Leaders League. What impulses drove this merger?
Therese Pritchard: After becoming of managing partner in 2014, Bryan Cave started a strategic plan to differentiate itself from similar law firms. We wanted to grow in three areas: real estate, financial services and the food and agriculture sector and were therefore extremely interested in merging with a firm that shared our ambition.
Lisa Mayhew. Coincidentally, BLP did its own strategic plan at approximately the same time and identified a need to grow in real estate and litigation, while continuing to extend the strength we already had in financial services and corporate business. We also felt a desire to strongly push our internationalization. We swam the river halfway but needed a partner to make the final stretch. BLP had been in discussions with another American firm which came to nothing. When Therese and I made contact, we quickly became confident enough our firms could easily merge. It took us longer than we wanted in the sense that we were soon heavily involved in preparations to mold both firms into a single outfit that could go on the same journey together.
Do you intend to continue developing by joining forces with other law firms?
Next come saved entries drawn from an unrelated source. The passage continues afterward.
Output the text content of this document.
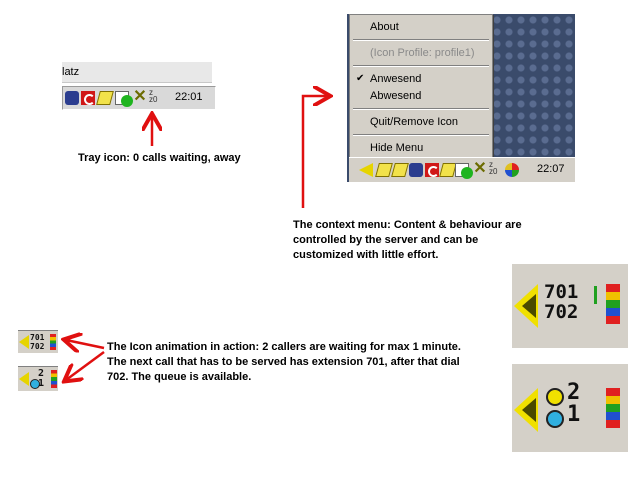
latz
✕ z
z0	22:01
Tray icon: 0 calls waiting, away
About
(Icon Profile: profile1)
✔ Anwesend
Abwesend
Quit/Remove Icon
Hide Menu
✕ z
z0	22:07
The context menu: Content & behaviour are
controlled by the server and can be
customized with little effort.
701
702
2
1
701
702
2
1
The Icon animation in action: 2 callers are waiting for max 1 minute.
The next call that has to be served has extension 701, after that dial
702. The queue is available.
L.M. and T.P. We do not expect to conduct mergers of the same size. But we do not rule out adding small firms in cities where we think we need additional strength. Our strategy is driven by the concept of being one united team while continuing to address the needs of clients across the globe.
How will the merger change in your relationship with clients? How did they react?
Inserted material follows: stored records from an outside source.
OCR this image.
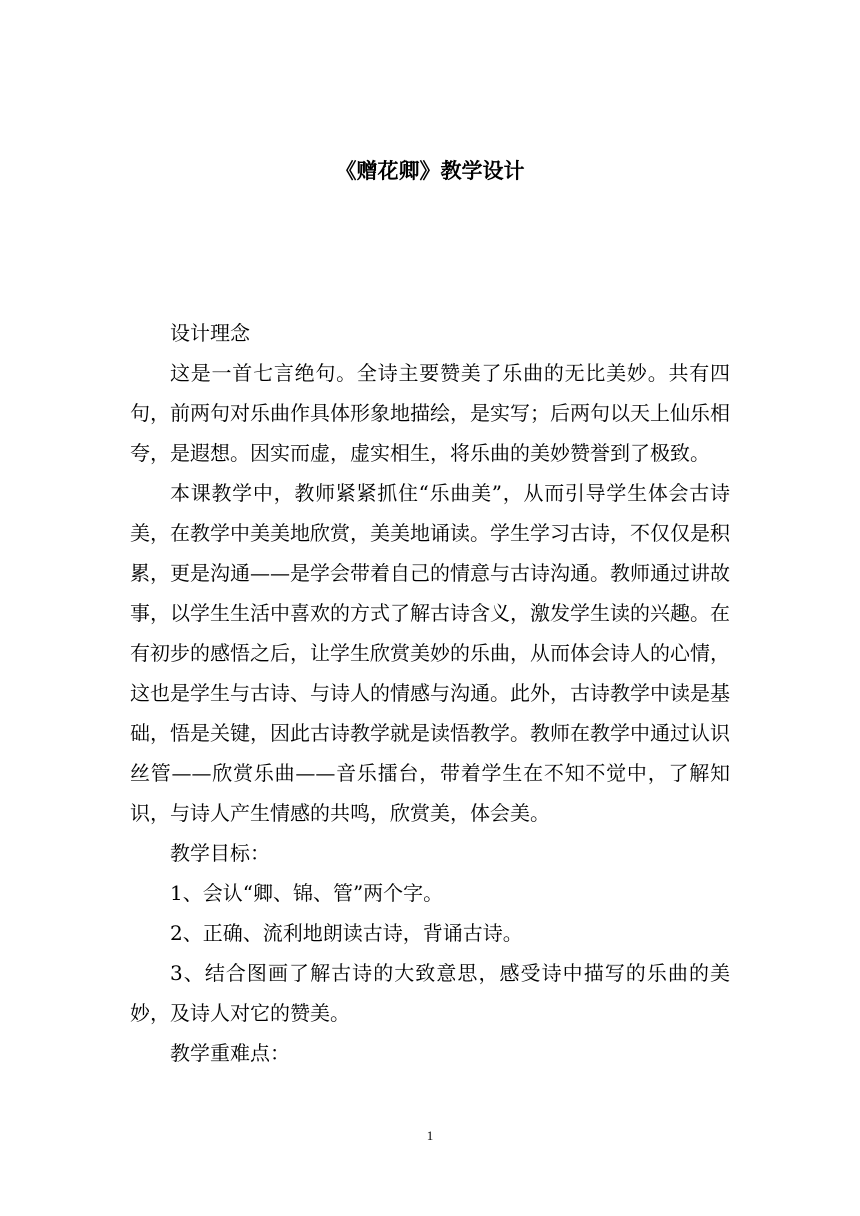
《赠花卿》教学设计

设计理念

这是一首七言绝句。全诗主要赞美了乐曲的无比美妙。共有四句，前两句对乐曲作具体形象地描绘，是实写；后两句以天上仙乐相夸，是遐想。因实而虚，虚实相生，将乐曲的美妙赞誉到了极致。

本课教学中，教师紧紧抓住“乐曲美”，从而引导学生体会古诗美，在教学中美美地欣赏，美美地诵读。学生学习古诗，不仅仅是积累，更是沟通——是学会带着自己的情意与古诗沟通。教师通过讲故事，以学生生活中喜欢的方式了解古诗含义，激发学生读的兴趣。在有初步的感悟之后，让学生欣赏美妙的乐曲，从而体会诗人的心情，这也是学生与古诗、与诗人的情感与沟通。此外，古诗教学中读是基础，悟是关键，因此古诗教学就是读悟教学。教师在教学中通过认识丝管——欣赏乐曲——音乐擂台，带着学生在不知不觉中，了解知识，与诗人产生情感的共鸣，欣赏美，体会美。

教学目标：

1、会认“卿、锦、管”两个字。

2、正确、流利地朗读古诗，背诵古诗。

3、结合图画了解古诗的大致意思，感受诗中描写的乐曲的美妙，及诗人对它的赞美。

教学重难点：

1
T.P. Before making this move public, we consulted our clients to get their thoughts on the merger. We were delighted to discover that, on both sides, they were very supportive.
L.M. In the month of May alone – one month only after the merger – we opened one hundred new cases for clients. I believe they are pleased their needs can now be covered on a larger scale. Therese and I were in London and Paris recently to celebrate the merger: in total we were able to meet in person with 800 clients, several of whom we have represented for a very long time. It is important to keep in mind that, at the end of the day, they are the ones who matter most.
Even so, I suppose your operating methods in terms of approaching clients/pricing etc. were not exactly the same. How will you reconcile these differences?
T.P. In the UK, law firms more often apply fixed rates, while in the US it is more common to charge by the hour. Local approaches can indeed be very different, but we do not believe there is a unique way to approach these things. We are a global firm. We want our lawyers to share the same vision but always take into account local differences.
Before you joined forces, both Bryan Cave and BLP were very active in the innovation field. How do you intend to continue this development within Bryan Cave Leighton Paisner?
L.M. Before joining forces, both sides developed several innovation tools. At Bryan Cave, they were using CrossLITE platform while at BLP we were the first law firm to use the AI product RAVN and to persuade courts in the UK to allow a client to use predictive coding in the document review process. Keeping in mind that we are not a tech company, we are willing to continue to develop the part technology plays in our activities to always better serve clients. Among all the other affinities we shared, this innovation path on both sides of the Atlantic gave us added conviction that our firms should come closer together.